InvestorQ : Can you explain how a rupee forward contract works and who is the other party?
Katherine Gonsalves made post

Can you explain how a rupee forward contract works and who is the other party?

Rutuja Nigam answered.
4 years ago

A forward dollar market is an OTC market. That means, it is not a recognized exchange but deals are conducted over the telephone. The participants are the large banks, mutual funds and financial institutions and hence the risk of default is almost non-existent. You can approach your banker and tell them to sell dollar forwards at the rate of Rs.66/$. Remember, forwards always quote at a premium and very rarely at a discount. By selling forwards, you have locked in your price at Rs.66/$ and therefore you are not worried even if the rupee appreciates to Rs.61/$. Of course, if the rupee weakens to Rs.68/$ then there is a notional loss. But the purpose of a hedge is to protect your downside risk not to making trading profits.

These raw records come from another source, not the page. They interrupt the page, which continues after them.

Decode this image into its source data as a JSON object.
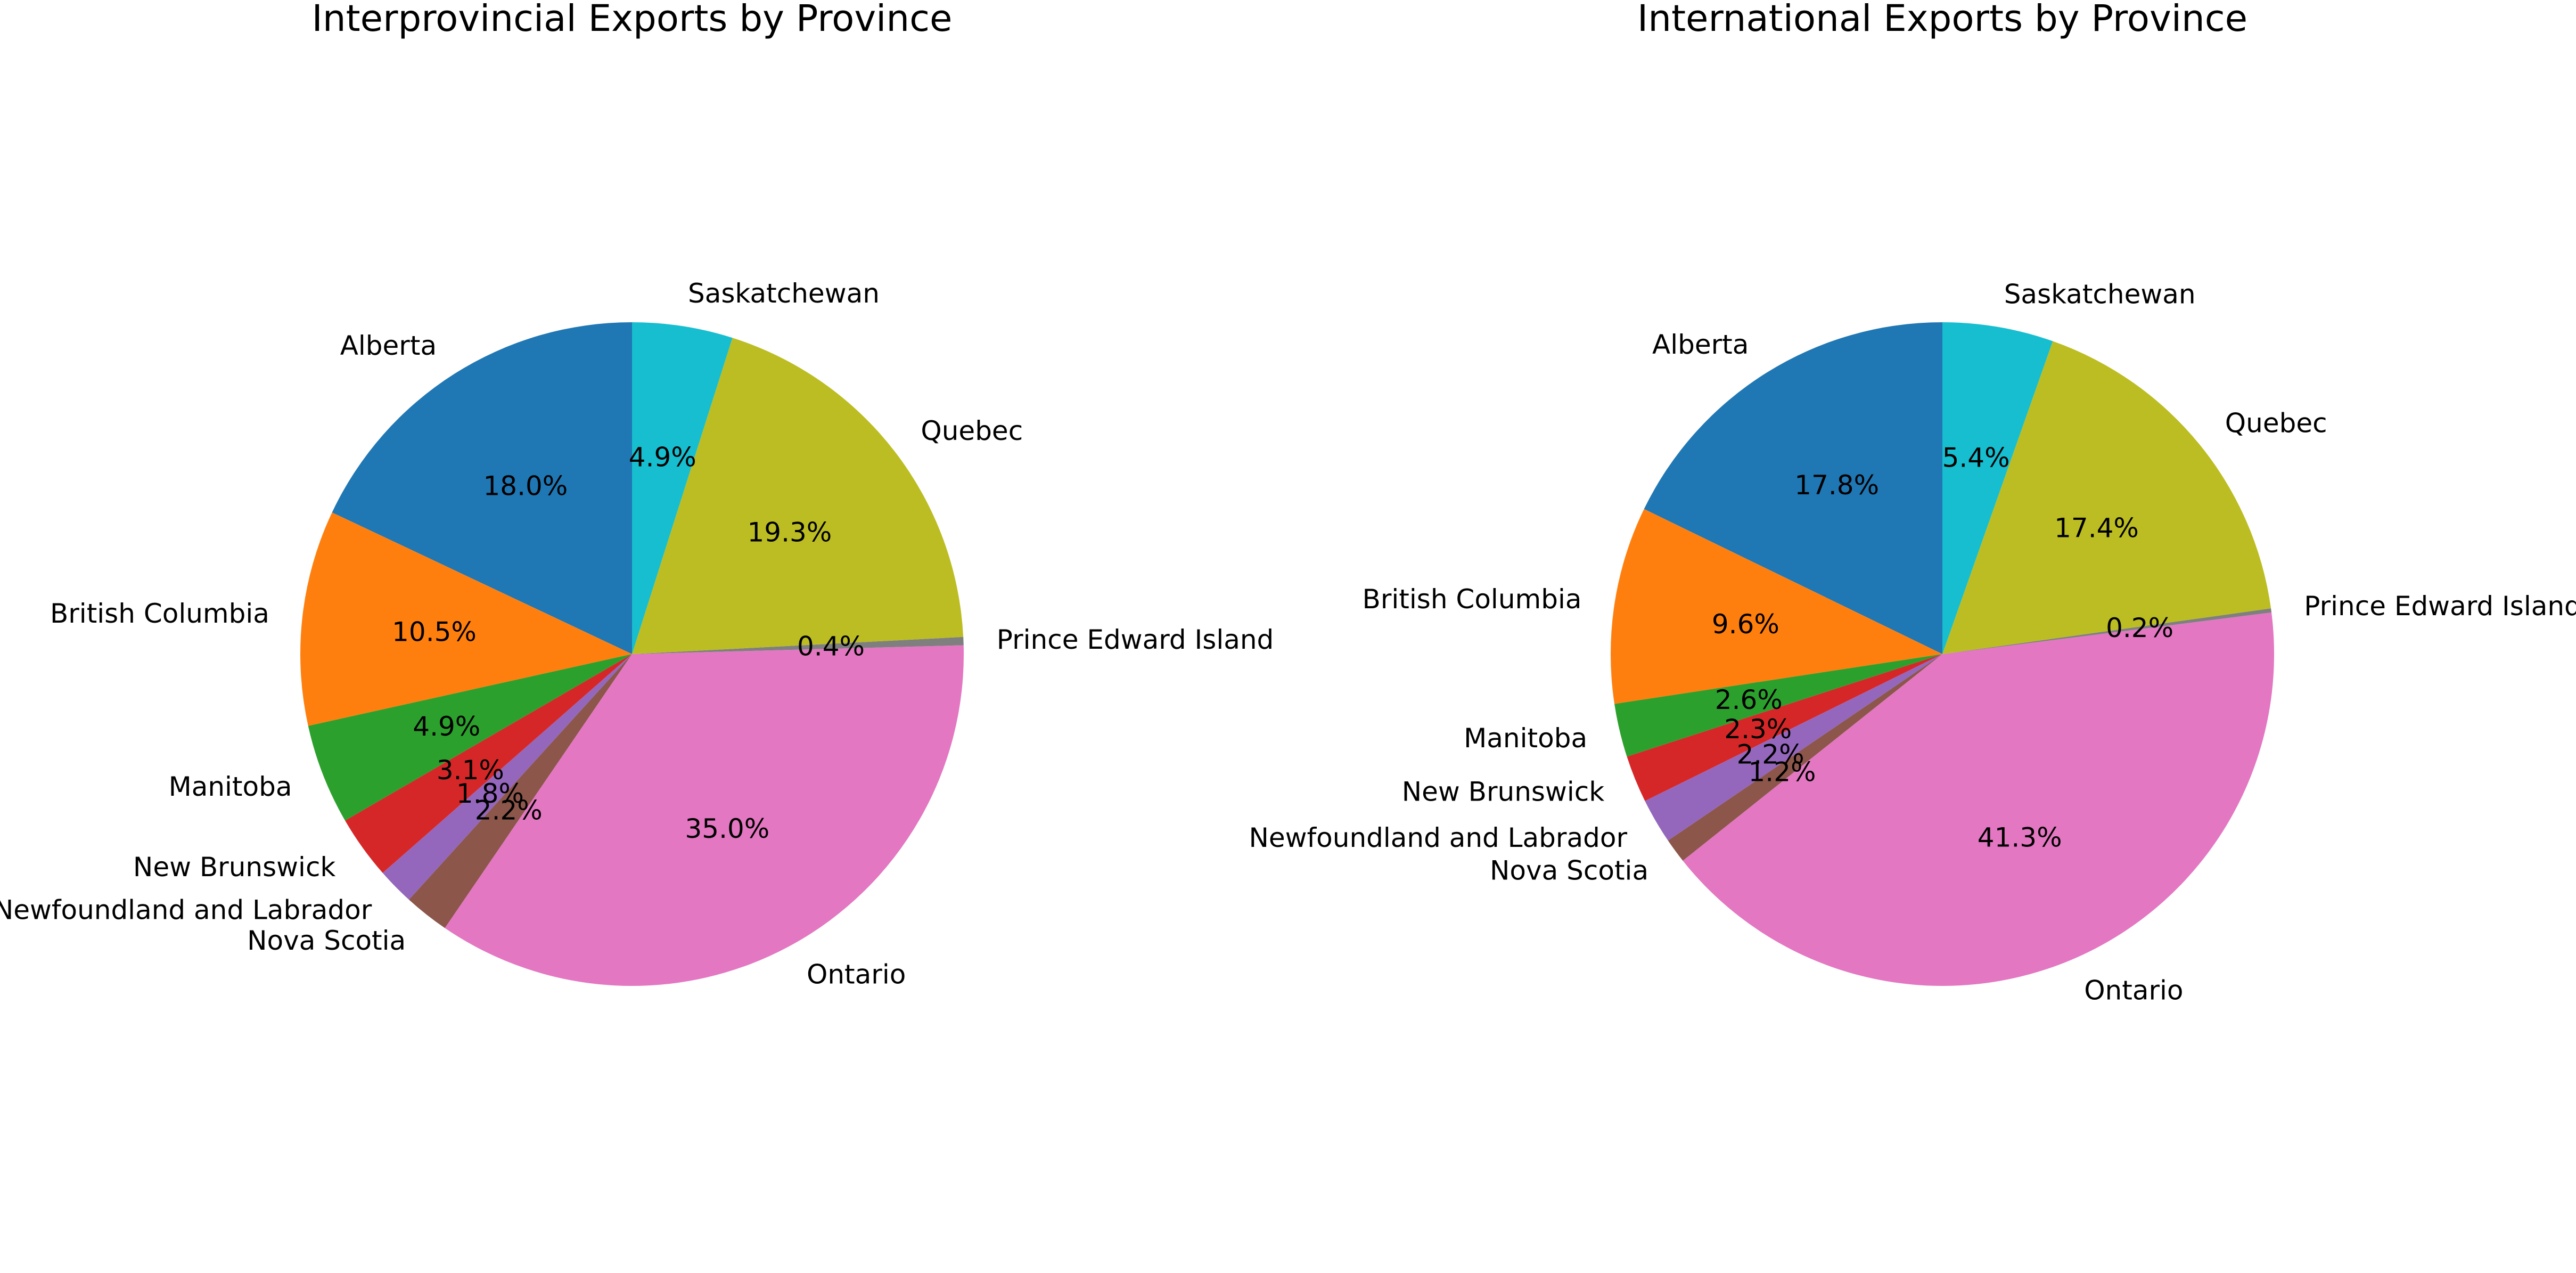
{
  "chart_data": [
    {
      "type": "pie",
      "title": "Interprovincial Exports by Province",
      "start_angle_deg": 90,
      "direction": "counterclockwise",
      "slices": [
        {
          "label": "Alberta",
          "value": 18.0,
          "pct_label": "18.0%",
          "color": "#1f77b4"
        },
        {
          "label": "British Columbia",
          "value": 10.5,
          "pct_label": "10.5%",
          "color": "#ff7f0e"
        },
        {
          "label": "Manitoba",
          "value": 4.9,
          "pct_label": "4.9%",
          "color": "#2ca02c"
        },
        {
          "label": "New Brunswick",
          "value": 3.1,
          "pct_label": "3.1%",
          "color": "#d62728"
        },
        {
          "label": "Newfoundland and Labrador",
          "value": 1.8,
          "pct_label": "1.8%",
          "color": "#9467bd"
        },
        {
          "label": "Nova Scotia",
          "value": 2.2,
          "pct_label": "2.2%",
          "color": "#8c564b"
        },
        {
          "label": "Ontario",
          "value": 35.0,
          "pct_label": "35.0%",
          "color": "#e377c2"
        },
        {
          "label": "Prince Edward Island",
          "value": 0.4,
          "pct_label": "0.4%",
          "color": "#7f7f7f"
        },
        {
          "label": "Quebec",
          "value": 19.3,
          "pct_label": "19.3%",
          "color": "#bcbd22"
        },
        {
          "label": "Saskatchewan",
          "value": 4.9,
          "pct_label": "4.9%",
          "color": "#17becf"
        }
      ]
    },
    {
      "type": "pie",
      "title": "International Exports by Province",
      "start_angle_deg": 90,
      "direction": "counterclockwise",
      "slices": [
        {
          "label": "Alberta",
          "value": 17.8,
          "pct_label": "17.8%",
          "color": "#1f77b4"
        },
        {
          "label": "British Columbia",
          "value": 9.6,
          "pct_label": "9.6%",
          "color": "#ff7f0e"
        },
        {
          "label": "Manitoba",
          "value": 2.6,
          "pct_label": "2.6%",
          "color": "#2ca02c"
        },
        {
          "label": "New Brunswick",
          "value": 2.3,
          "pct_label": "2.3%",
          "color": "#d62728"
        },
        {
          "label": "Newfoundland and Labrador",
          "value": 2.2,
          "pct_label": "2.2%",
          "color": "#9467bd"
        },
        {
          "label": "Nova Scotia",
          "value": 1.2,
          "pct_label": "1.2%",
          "color": "#8c564b"
        },
        {
          "label": "Ontario",
          "value": 41.3,
          "pct_label": "41.3%",
          "color": "#e377c2"
        },
        {
          "label": "Prince Edward Island",
          "value": 0.2,
          "pct_label": "0.2%",
          "color": "#7f7f7f"
        },
        {
          "label": "Quebec",
          "value": 17.4,
          "pct_label": "17.4%",
          "color": "#bcbd22"
        },
        {
          "label": "Saskatchewan",
          "value": 5.4,
          "pct_label": "5.4%",
          "color": "#17becf"
        }
      ]
    }
  ]
}
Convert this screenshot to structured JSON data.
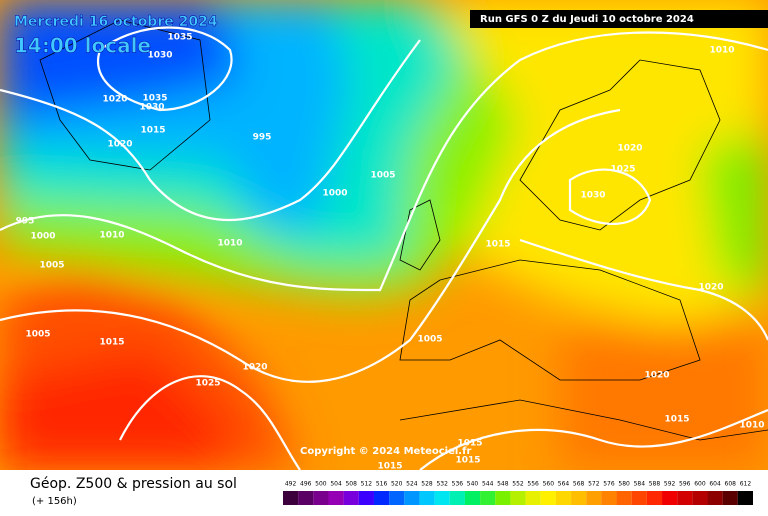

Rupee forwards are extremely popular among exporters and importers. Since exporters have dollar receivables, they need to protect themselves against an appreciation of the rupee. They would prefer a weak rupee as they get more rupees for each dollar earned. The importer, on the other hand, wants to protect against the depreciation of the rupee. Importers prefer a strong rupee as that will mean they have to pay fewer rupees to buy each dollar they need to pay out. Like importers, even foreign currency borrowers need to protect themselves against a weakening rupee. Historically, since importers and exporters need to anyways go through Authorized Dealer (AD) banks, forward cover was the logical choice for them. There are two types of forward contracts that banks offer. There are Fixed Date Delivery contracts which are settled on a specific future date. Secondly, there are Optional Delivery Contracts that banks offer with contracts that are deliverable any time within period of 12 months, almost equivalent to American options in equities.